Five years ago, Utah offensive lineman Nick Ford was Britain Covey-sized.
He's a former defensive back, a son of a college receiver, capable of performing cartwheels at nearly 320 pounds and proficient on the ukulele, piano and guitar. Even more remarkably, Ford once moved from defense to offense in the Ute football program.
The transformation traditionally works the other way with the Utes, known for turning receivers and quarterbacks into all kinds of defensive stars. Ford is a potential four-year fixture on Utah’s offensive line. He’s an 18-year-old redshirt freshman from southern California who’s competing with sophomore Orlando Umana at left guard in the team’s preseason camp.
“It's very obvious that's where he belongs,” Ute coach Kyle Whittingham said. “He's everything that you're looking for in an offensive lineman. … He's got great feet, athleticism.”
Expecting him to remain as nimble as when he was a 5-foot-8, 160-pound high school freshman — roughly the dimension of Covey, the Utes' sophomore receiver — would be asking too much. Yet by offensive linemen’s standards, Ford is graceful.
“You can't maintain all of it, going from 160 to 320; that's a big leap,” Ford said. “But I've definitely maintained part of it.”
He’s distinguishable by his hair, dyed blonde. Ford loves the ethnic diversity of the Ute program, and he’s a one-man melting pot. Sometimes mistaken as Polynesian, like many of his teammates, he’s a son of an African-American father and a mother who’s half Portuguese and half Native American.

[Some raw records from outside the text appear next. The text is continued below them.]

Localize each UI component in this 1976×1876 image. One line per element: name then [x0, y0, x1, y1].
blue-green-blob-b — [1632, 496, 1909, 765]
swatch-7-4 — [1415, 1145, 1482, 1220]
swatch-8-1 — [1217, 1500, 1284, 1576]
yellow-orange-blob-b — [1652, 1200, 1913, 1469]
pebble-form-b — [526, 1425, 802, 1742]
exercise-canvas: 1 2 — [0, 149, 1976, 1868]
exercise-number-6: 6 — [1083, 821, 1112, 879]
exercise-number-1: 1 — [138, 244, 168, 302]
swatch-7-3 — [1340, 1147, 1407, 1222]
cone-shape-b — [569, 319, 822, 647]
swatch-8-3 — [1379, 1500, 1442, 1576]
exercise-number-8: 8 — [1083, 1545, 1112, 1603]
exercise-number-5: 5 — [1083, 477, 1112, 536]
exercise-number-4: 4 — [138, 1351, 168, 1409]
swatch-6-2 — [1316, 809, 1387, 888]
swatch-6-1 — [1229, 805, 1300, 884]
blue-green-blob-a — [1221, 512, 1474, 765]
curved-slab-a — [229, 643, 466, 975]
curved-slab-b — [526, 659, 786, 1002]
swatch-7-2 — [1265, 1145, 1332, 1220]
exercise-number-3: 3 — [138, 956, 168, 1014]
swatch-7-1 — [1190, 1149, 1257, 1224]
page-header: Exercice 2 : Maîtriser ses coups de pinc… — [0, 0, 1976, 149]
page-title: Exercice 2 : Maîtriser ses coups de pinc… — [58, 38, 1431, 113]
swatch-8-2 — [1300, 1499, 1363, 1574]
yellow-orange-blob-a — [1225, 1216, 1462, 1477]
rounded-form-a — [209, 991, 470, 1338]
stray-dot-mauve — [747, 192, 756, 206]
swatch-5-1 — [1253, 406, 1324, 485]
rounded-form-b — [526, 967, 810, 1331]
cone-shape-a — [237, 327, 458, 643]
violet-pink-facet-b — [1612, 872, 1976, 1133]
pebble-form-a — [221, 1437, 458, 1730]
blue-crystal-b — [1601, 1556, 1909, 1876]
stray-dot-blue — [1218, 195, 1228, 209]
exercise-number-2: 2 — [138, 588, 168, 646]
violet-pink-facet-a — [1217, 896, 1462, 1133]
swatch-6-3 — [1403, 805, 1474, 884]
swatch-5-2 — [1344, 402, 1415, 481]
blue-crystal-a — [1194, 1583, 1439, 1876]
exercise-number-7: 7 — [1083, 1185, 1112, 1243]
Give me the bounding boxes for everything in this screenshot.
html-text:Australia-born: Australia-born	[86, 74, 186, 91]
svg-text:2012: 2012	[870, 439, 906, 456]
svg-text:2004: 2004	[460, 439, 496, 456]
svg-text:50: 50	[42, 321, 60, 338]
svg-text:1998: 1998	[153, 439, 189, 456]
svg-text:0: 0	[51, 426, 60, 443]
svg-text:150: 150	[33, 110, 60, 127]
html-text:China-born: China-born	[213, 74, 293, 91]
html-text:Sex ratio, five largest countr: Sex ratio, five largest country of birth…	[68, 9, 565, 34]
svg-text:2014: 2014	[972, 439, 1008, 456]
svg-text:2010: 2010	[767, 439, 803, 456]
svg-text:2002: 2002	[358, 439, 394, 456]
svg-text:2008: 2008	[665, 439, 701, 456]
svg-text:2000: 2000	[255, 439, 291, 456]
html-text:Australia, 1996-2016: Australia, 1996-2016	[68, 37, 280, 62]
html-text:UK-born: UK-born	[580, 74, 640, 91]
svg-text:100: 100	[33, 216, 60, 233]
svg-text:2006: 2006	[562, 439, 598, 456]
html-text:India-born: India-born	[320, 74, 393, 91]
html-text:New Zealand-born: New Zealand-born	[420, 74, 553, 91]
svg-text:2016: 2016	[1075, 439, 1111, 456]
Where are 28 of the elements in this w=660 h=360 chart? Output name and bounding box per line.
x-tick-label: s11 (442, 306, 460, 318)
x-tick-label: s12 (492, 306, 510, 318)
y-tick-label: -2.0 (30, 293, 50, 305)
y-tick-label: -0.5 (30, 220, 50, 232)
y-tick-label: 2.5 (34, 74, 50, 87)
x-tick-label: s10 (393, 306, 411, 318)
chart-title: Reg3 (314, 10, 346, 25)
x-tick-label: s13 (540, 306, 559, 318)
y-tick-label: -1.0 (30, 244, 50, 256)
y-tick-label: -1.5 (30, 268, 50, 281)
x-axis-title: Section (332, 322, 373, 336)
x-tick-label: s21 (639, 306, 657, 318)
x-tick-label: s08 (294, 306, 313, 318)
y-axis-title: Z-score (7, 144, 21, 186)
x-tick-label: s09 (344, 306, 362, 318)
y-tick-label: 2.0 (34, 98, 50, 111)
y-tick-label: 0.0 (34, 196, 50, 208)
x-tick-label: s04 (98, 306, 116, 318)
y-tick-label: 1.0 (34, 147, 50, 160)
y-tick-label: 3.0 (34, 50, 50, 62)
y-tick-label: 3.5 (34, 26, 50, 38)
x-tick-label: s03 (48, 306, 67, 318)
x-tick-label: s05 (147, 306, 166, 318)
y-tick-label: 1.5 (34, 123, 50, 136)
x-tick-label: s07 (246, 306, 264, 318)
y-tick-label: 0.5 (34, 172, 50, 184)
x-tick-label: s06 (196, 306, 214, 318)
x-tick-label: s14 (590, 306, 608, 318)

Roughly 30 years after his father caught several dozen passes from Troy Taylor as a University of California receiver, Ford is protecting the quarterbacks being coached by Taylor, the Utes' offensive coordinator.
Michael Ford “is built like a linebacker now,” Taylor said.
And his son has grown into an offensive lineman. Nick Ford's 6-foot-5 height is not shocking; his father is 6-3 and his mother is 5-11. Doubling his weight in five years is more surprising, stemming from his San Pedro High School team's needing more size at various positions along the way and his father's knowledge of body building.
Utah lineman Nick Ford’s height and weight checkpoints of the past five seasons:
2013 • 5-8, 160.
2014 5-10, 190.
2015 • 6-1, 240.
2016 • 6-2, 280.
2017 • 6-5, 315.
2018 • 6-5, 320.
They would lift weights in the garage after Nick came home from his team’s workouts, and the onetime safety and receiver morphed into a two-way lineman. Having originally committed to Nevada, Ford signed with Utah as a defensive lineman (he chose the Utes over other Pac-12 schools, shortly before Taylor joined the staff).
Whittingham knew from the start that moving Ford to offense would be a possibility. So when Ford made the suggestion, the staff quickly endorsed it.
With an October birthday, Ford is young for his grade. A redshirt season in 2017 aided his development, even though he chafed about not being able to play. He has a big opportunity now, with one vacancy on an offensive line that returned four starters.
Ford is proud of his ability to play all five positions. He also knew the Utes needed to find a left guard this month, and he wanted the job. After a week of camp, Whittingham named him a likely starter at guard. And with two weeks until the Aug. 30 season opener vs. Weber State, Ford intends to stay there.